The Cost Of Trump’s 15% Business Tax Rate: $2 Trillion Or, 28.5 Border Walls

Who wants to read more analysis of Donald Trump’s one-page, “tremendous,” “bigly,” “massive,” double-spaced, wide-margined tax plan, that looks like it walked out of a high school student’s Trapper Keeper or maybe like Kellyanne Conway typed it up in Word 10 minutes before Gary Cohn and Steve Mnuchin presented it to an angry press corps?

Raise your hands…

Hands

Ok, so that’s one (maybe two) of you.

I guess that’s good enough to present Goldman’s latest take on a plan that absolutely doesn’t matter because it will never fly on Capitol Hill.

Long story short: the 15% business tax rate in Trump’s proposal will end up costing $2 trillion or, about 28.5 “bigly,” “beautiful,” Mexican border walls. 

Here’s more…

Via Goldman

Last week the White House announced a set of principles for tax reform, including a 15% tax rate on both corporate and pass-through income. While lower tax rates can boost investment, a single 15% business tax rate would also incentivize corporations and individuals to reduce their tax burden by organizing themselves as pass-throughs. In this comment, we estimate the effect of tax avoidance on receipts and discuss how it might affect the shape of the eventual tax package.

Taxes are a critical factor in how businesses choose to organize themselves. While corporations pay corporate income taxes, the income of pass-through entities is not taxed at the business level; instead, the owners pay individual taxes on allocated profits. The White House proposal increases incentives for businesses to choose a pass-through form. While a pass-through owner in the top income bracket pays $39.6 federal income tax per $100 of profits under current law, the federal tax bill would fall by $24.6 to $15 under the proposal.

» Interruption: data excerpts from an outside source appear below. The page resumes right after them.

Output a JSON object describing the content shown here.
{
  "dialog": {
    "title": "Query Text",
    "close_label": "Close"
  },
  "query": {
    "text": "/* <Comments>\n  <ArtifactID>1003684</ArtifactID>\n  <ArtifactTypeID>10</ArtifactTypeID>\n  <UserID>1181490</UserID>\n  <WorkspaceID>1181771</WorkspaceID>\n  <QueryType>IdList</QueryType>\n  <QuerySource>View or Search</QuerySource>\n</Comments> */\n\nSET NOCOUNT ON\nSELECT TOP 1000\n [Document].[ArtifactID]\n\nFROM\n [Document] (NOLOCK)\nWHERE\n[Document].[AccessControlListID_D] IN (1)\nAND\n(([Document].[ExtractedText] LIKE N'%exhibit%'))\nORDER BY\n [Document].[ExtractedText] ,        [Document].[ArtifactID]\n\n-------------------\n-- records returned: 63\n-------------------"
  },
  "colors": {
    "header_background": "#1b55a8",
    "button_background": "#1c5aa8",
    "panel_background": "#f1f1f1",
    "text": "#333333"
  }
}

The total tax bill for corporate owners–corporate taxes plus individual taxes on dividends/capital gains–would also fall, but by a smaller amount of $18.5 (Exhibit 1). The total tax rate on capital would thus fall 6.1pp more for owners of pass-throughs than for corporate owners.

GS1

The White House proposal would likely boost the share of pass-throughs in total business income. The economics literature has found that relatively lower tax rates for pass-throughs since the 80s have contributed to the gradual decline in the corporate share in total business income from 75% in 1980 to 35% (Exhibit 2). For instance, Austan Goolsbee estimates that a 10pp increase in the corporate tax rate reduces the corporate share in the number of firms by 5-10%.

GS2

The shift from corporations to pass-throughs would likely continue under the White House proposal, as the total tax rate on pass-through income would be about 17pp lower than the all-in capital tax rate on corporate income. A shift towards pass-throughs of 2.5% of corporate income each year would reduce tax receipts by around $280bn over 10 years. To be sure, the uncertainty around this assumption is high, and there are likely limits to how much the corporate share can fall.

The White House proposal also creates incentives for owners of pass-through income to shift wages and salaries to business income. While top-income earners would face a 35% tax rate on wages under the proposal, the tax rate on pass-through profits would be just 15%. The international evidence from the UK, Finland, and Sweden, together with recent experience in Kansas, suggests that such a large gap of 20pp between tax rates on wage and business income would likely lead to significant shifts in wage income (Exhibit 3). The Tax Policy Center estimates that the shift of 5% of high-income labor earnings to pass-through structures each year would lower tax receipts by about $650bn over 10 years.

GS3

Exhibit 4 shows our ballpark estimates of the various revenue effects of lowering the pass-through rate to 15%. The decline in the total tax rate on pass-through income directly lowers revenue by around $1,000bn over 10 years. This calculation also assumes a hypothetical 70/30 rule–this has been raised as a possibility in congressional tax reform discussions– that considers 70% of pass-through income as labor income and 30% as business income. In addition to the direct effects, the shifts of corporate income and of labor income would likely further lower tax receipts over 10 years by around $280bn and $650bn respectively.

GS4

The upshot is that the 15% business tax rate in the White House proposal could cost almost $2 trillion over 10 years, with about half of the cost arising from plausible income shifting. While this cost should be weighed against potential growth benefits, we think that the potentially very large cost will likely lead policymakers to opt for a higher pass-through rate. Indeed, the House Republican Blueprint on tax reform calls for a 20% corporate rate, 25% pass-through rate, and 33% top individual tax rate. In light of our expectation that the corporate tax rate might end up at around 25% in an eventual compromise plan, and that the top marginal rate might end up at 35% as the White House has proposed, a pass-through rate of perhaps 30% looks more likely than the 15% rate the White House has proposed. Given the costs involved, if fiscal constraints become an important consideration, Congress might instead opt to simply continue taxing pass-through income at ordinary income tax rates.